Après des mois de spéculations et de tribulations, c’est fait. Hier à 17 heures à New York, après la clôture de Wall Street, Facebook, le groupe fondé en 2004 par Mark Zuckerberg, a déposé son dossier d’entrée en Bourse. Le réseau social qui a révolutionné Internet en quelques années, et qui revendique 800 millions d’utilisateurs, s’est fixé l’objectif de lever dans un premier temps 5 milliards de dollars (3,8 milliards d’euros), avec une valorisation estimée entre 75 et 100 milliards de dollars (57 et 77 milliards d’euros). La cotation effective de Facebook à New York, qui devrait se faire sous le sigle «FB», interviendra vraisemblablement en mai.
La nouvelle a été accueillie par un vent de folie à Wall Street, qui n'a pas connu une telle opération depuis longtemps. L'introduction, qui est supervisée par la banque d'affaires Morgan Stanley, est la plus importante jamais réalisée dans le secteur Internet, bien loin devant celle de Google il y a sept ans. Hier, les courtiers évoquaient «une belle foire d'empoigne», estimant «que tout le monde allait se jeter sur les actions Facebook dans les semaines à venir» .
L’opération marque donc une étape déterminante dans l’expansion du site communautaire, qui vient de déménager dans des immeubles flambant neufs à Menlo Park, en Californie.
Jusqu'à présent, le petit génie Mark Zuckerberg, 27 ans, dont on a appris hier qu'il détenait 28,4% de Facebook, s'était bien accommodé du fait de ne pas avoir à rendre de comptes et de ne pas être obligé de divulguer ses résultats financiers. Dès que sa cotation sera officielle, il devra subir la pression des marchés et des investisseurs, et se justifier quant à sa future stratégie de développement. Une perspective qui ne l'enchante pas et dont il a assuré plusieurs fois qu'elle pourrait nuire à son «potentiel de création» .
Depuis plusieurs mois, un débat s’est en outre ouvert à Wall Street quant à la réelle valeur de Facebook, alors que certains analystes estiment que le site communautaire ne vaut pas forcément 100 milliards de dollars. Selon la firme de recherches eMarketer, le groupe a vu ses revenus publicitaires passer de 738 millions de dollars en 2009 à 3,8 milliards en 2011 (2,9 milliards d’euros). Mais les interrogations subsistent sur son business model et sa réelle possibilité de renforcer encore sa base d’utilisateurs.

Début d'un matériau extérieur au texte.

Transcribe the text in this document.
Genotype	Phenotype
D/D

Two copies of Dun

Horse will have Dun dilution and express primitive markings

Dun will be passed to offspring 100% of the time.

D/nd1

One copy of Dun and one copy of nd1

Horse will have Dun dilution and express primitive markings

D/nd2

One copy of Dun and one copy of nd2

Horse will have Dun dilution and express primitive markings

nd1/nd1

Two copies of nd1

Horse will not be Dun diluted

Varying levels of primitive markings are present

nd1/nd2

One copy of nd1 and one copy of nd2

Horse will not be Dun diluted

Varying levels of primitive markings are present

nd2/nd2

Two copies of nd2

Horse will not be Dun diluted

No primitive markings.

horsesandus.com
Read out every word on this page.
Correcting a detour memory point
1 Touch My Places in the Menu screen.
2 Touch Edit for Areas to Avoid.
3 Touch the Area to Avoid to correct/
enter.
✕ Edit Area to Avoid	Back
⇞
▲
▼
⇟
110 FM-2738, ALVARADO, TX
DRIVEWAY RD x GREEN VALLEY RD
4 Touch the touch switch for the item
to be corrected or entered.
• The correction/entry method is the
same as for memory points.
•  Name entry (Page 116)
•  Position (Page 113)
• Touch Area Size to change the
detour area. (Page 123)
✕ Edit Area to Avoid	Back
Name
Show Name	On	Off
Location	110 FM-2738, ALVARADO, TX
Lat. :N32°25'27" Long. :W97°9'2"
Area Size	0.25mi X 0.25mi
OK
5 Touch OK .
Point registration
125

Pour l'instant, Zuckerberg a fondé son développement sur ce que certains appellent «le vaste trésor de Facebook» . En clair, la banque de données personnelles des 800 millions «d'amis» que le site exploite en essayant d'en tirer des revenus publicitaires. Le moindre clic d'un particulier sur une page peut ainsi provoquer l'apparition de nouveaux bandeaux de publicité de différents annonceurs. «C'est évidemment cela que les investisseurs vont étudier de près, commentait hier Shawn Carolan, l'un des directeurs du fonds d'investissement Menlo Venture, la réelle capacité de Facebook à continuer à monétiser à long terme les éléments qu'il recueille sur chacun de ses clients.»

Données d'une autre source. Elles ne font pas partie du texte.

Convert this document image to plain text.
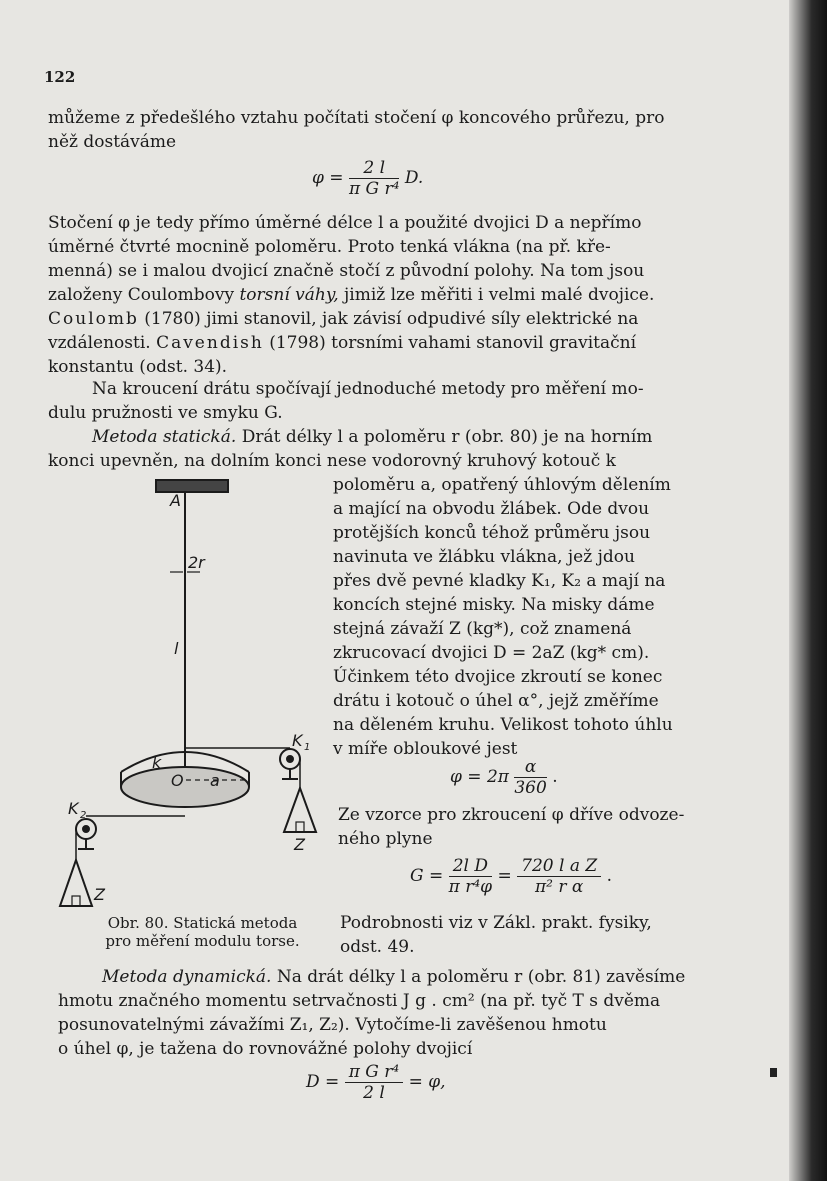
122
můžeme z předešlého vztahu počítati stočení φ koncového průřezu, pro
něž dostáváme
$\varphi = \frac{2 l}{\text{π G r⁴}} D$.
Stočení φ je tedy přímo úměrné délce l a použité dvojici D a nepřímo
úměrné čtvrté mocnině poloměru. Proto tenká vlákna (na př. kře-
menná) se i malou dvojicí značně stočí z původní polohy. Na tom jsou
založeny Coulombovy torsní váhy, jimiž lze měřiti i velmi malé dvojice.
Coulomb (1780) jimi stanovil, jak závisí odpudivé síly elektrické na
vzdálenosti. Cavendish (1798) torsními vahami stanovil gravitační
konstantu (odst. 34).
Na kroucení drátu spočívají jednoduché metody pro měření mo-
dulu pružnosti ve smyku G.
Metoda statická. Drát délky l a poloměru r (obr. 80) je na horním
konci upevněn, na dolním konci nese vodorovný kruhový kotouč k
poloměru a, opatřený úhlovým dělením
a mající na obvodu žlábek. Ode dvou
protějších konců téhož průměru jsou
navinuta ve žlábku vlákna, jež jdou
přes dvě pevné kladky K₁, K₂ a mají na
koncích stejné misky. Na misky dáme
stejná závaží Z (kg*), což znamená
zkrucovací dvojici D = 2aZ (kg* cm).
Účinkem této dvojice zkroutí se konec
drátu i kotouč o úhel α°, jejž změříme
na děleném kruhu. Velikost tohoto úhlu
v míře obloukové jest
$\varphi = 2\pi \frac{\alpha}{360}$ .
Ze vzorce pro zkroucení φ dříve odvoze-
ného plyne
$G = \frac{\text{2l D}}{\text{π r⁴φ}} = \frac{\text{720 l a Z}}{\text{π² r α}}$ .
Podrobnosti viz v Zákl. prakt. fysiky,
odst. 49.
Obr. 80. Statická metoda
pro měření modulu torse.
Metoda dynamická. Na drát délky l a poloměru r (obr. 81) zavěsíme
hmotu značného momentu setrvačnosti J g . cm² (na př. tyč T s dvěma
posunovatelnými závažími Z₁, Z₂). Vytočíme-li zavěšenou hmotu
o úhel φ, je tažena do rovnovážné polohy dvojicí
$D = \frac{\text{π G r⁴}}{2 l} = \varphi$,
A
2r
l
k
O a
K 1
K 2
Z
Z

Au centre des interrogations se trouvent, toutefois, les différentes polémiques que Facebook a déjà engendrées quant à l’utilisation de ces données privées. A plusieurs reprises, le site a dû reculer devant les protestations massives des internautes. En 2009, plusieurs associations de défense de la vie privée avaient ainsi saisi les autorités américaines après que le réseau social ait rendu publiques de multiples informations personnelles sur les profils, et notamment les lieux de résidence des utilisateurs.

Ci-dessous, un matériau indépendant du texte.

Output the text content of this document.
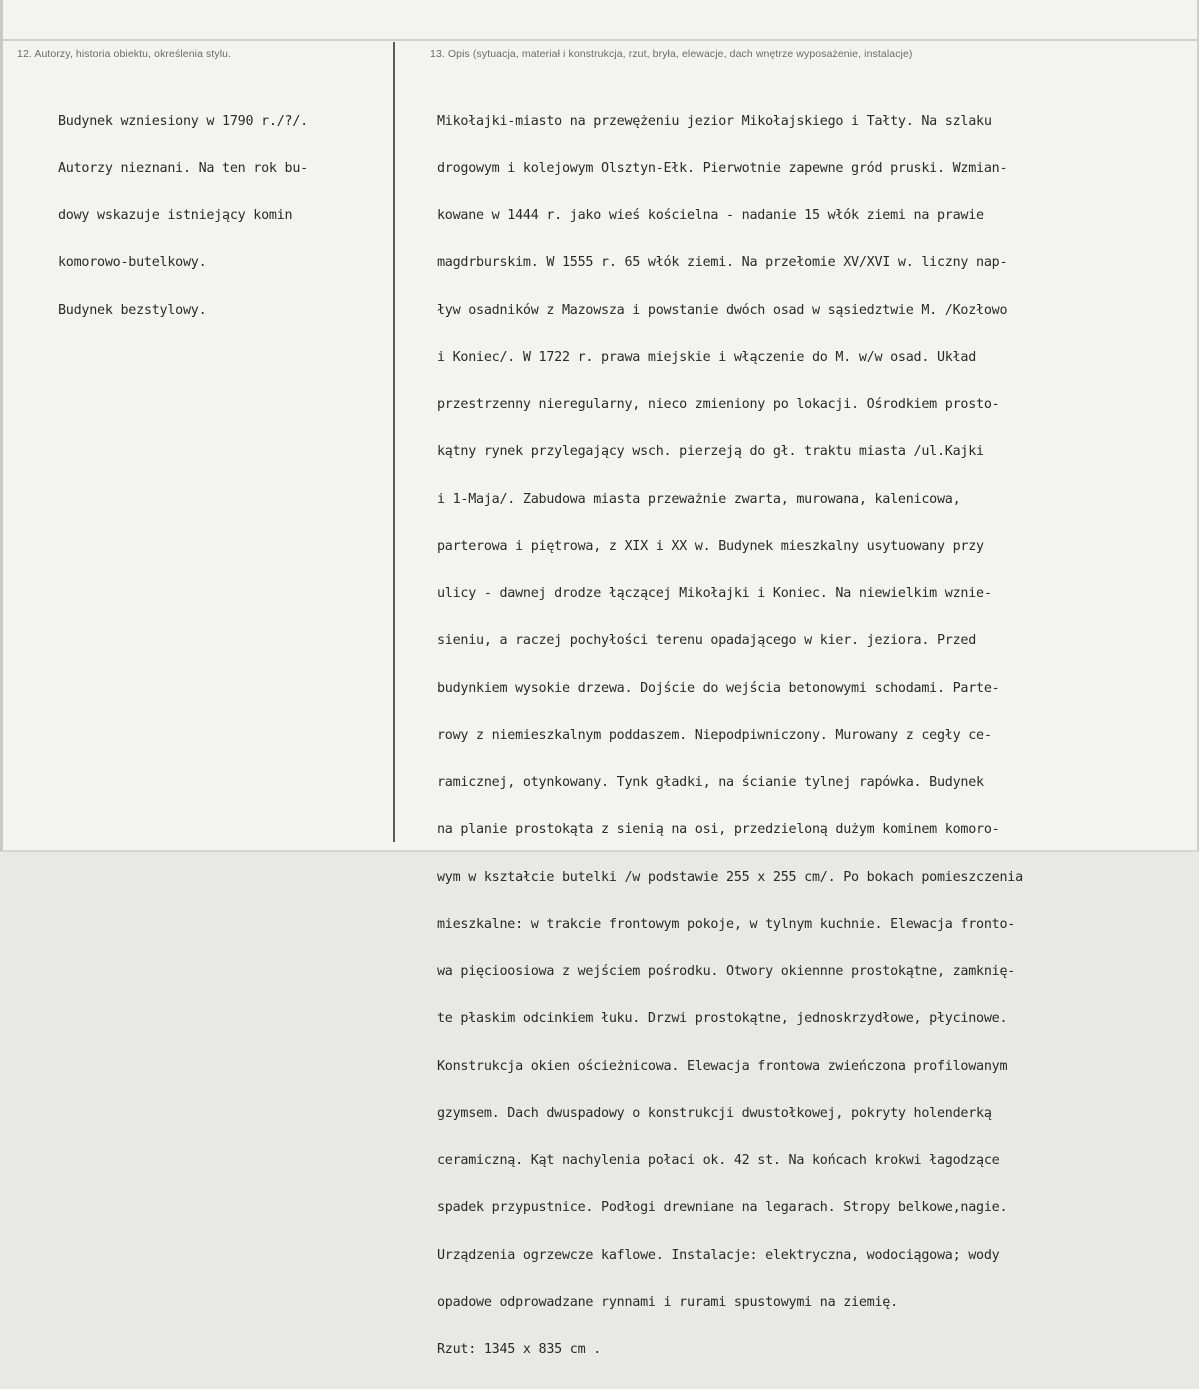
12. Autorzy, historia obiektu, określenia stylu.	13. Opis (sytuacja, materiał i konstrukcja, rzut, bryła, elewacje, dach wnętrze wyposażenie, instalacje)

Budynek wzniesiony w 1790 r./?/.

Autorzy nieznani. Na ten rok bu-

dowy wskazuje istniejący komin

komorowo-butelkowy.

Budynek bezstylowy.

Mikołajki-miasto na przewężeniu jezior Mikołajskiego i Tałty. Na szlaku

drogowym i kolejowym Olsztyn-Ełk. Pierwotnie zapewne gród pruski. Wzmian-

kowane w 1444 r. jako wieś kościelna - nadanie 15 włók ziemi na prawie

magdrburskim. W 1555 r. 65 włók ziemi. Na przełomie XV/XVI w. liczny nap-

ływ osadników z Mazowsza i powstanie dwóch osad w sąsiedztwie M. /Kozłowo

i Koniec/. W 1722 r. prawa miejskie i włączenie do M. w/w osad. Układ

przestrzenny nieregularny, nieco zmieniony po lokacji. Ośrodkiem prosto-

kątny rynek przylegający wsch. pierzeją do gł. traktu miasta /ul.Kajki

i 1-Maja/. Zabudowa miasta przeważnie zwarta, murowana, kalenicowa,

parterowa i piętrowa, z XIX i XX w. Budynek mieszkalny usytuowany przy

ulicy - dawnej drodze łączącej Mikołajki i Koniec. Na niewielkim wznie-

sieniu, a raczej pochyłości terenu opadającego w kier. jeziora. Przed

budynkiem wysokie drzewa. Dojście do wejścia betonowymi schodami. Parte-

rowy z niemieszkalnym poddaszem. Niepodpiwniczony. Murowany z cegły ce-

ramicznej, otynkowany. Tynk gładki, na ścianie tylnej rapówka. Budynek

na planie prostokąta z sienią na osi, przedzieloną dużym kominem komoro-

wym w kształcie butelki /w podstawie 255 x 255 cm/. Po bokach pomieszczenia

mieszkalne: w trakcie frontowym pokoje, w tylnym kuchnie. Elewacja fronto-

wa pięcioosiowa z wejściem pośrodku. Otwory okiennne prostokątne, zamknię-

te płaskim odcinkiem łuku. Drzwi prostokątne, jednoskrzydłowe, płycinowe.

Konstrukcja okien ościeżnicowa. Elewacja frontowa zwieńczona profilowanym

gzymsem. Dach dwuspadowy o konstrukcji dwustołkowej, pokryty holenderką

ceramiczną. Kąt nachylenia połaci ok. 42 st. Na końcach krokwi łagodzące

spadek przypustnice. Podłogi drewniane na legarach. Stropy belkowe,nagie.

Urządzenia ogrzewcze kaflowe. Instalacje: elektryczna, wodociągowa; wody

opadowe odprowadzane rynnami i rurami spustowymi na ziemię.

Rzut: 1345 x 835 cm .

Au final, en novembre, le géant a dû signer un accord avec la Federal Trade Commission, le régulateur fédéral du commerce, afin de limiter les violations de la vie privée. Le site s’est alors engagé à mettre en place des règles plus claires, dont certains estiment qu’elles pourraient limiter sa propension à maximiser ses revenus publicitaires. Selon plusieurs experts, Mark Zuckerberg aurait en fait l’intention de commencer à développer d’autres sources de revenus potentiels. Il est d’ores et déjà possible, par exemple, d’acheter directement des billets de concert ou de cinéma via Facebook.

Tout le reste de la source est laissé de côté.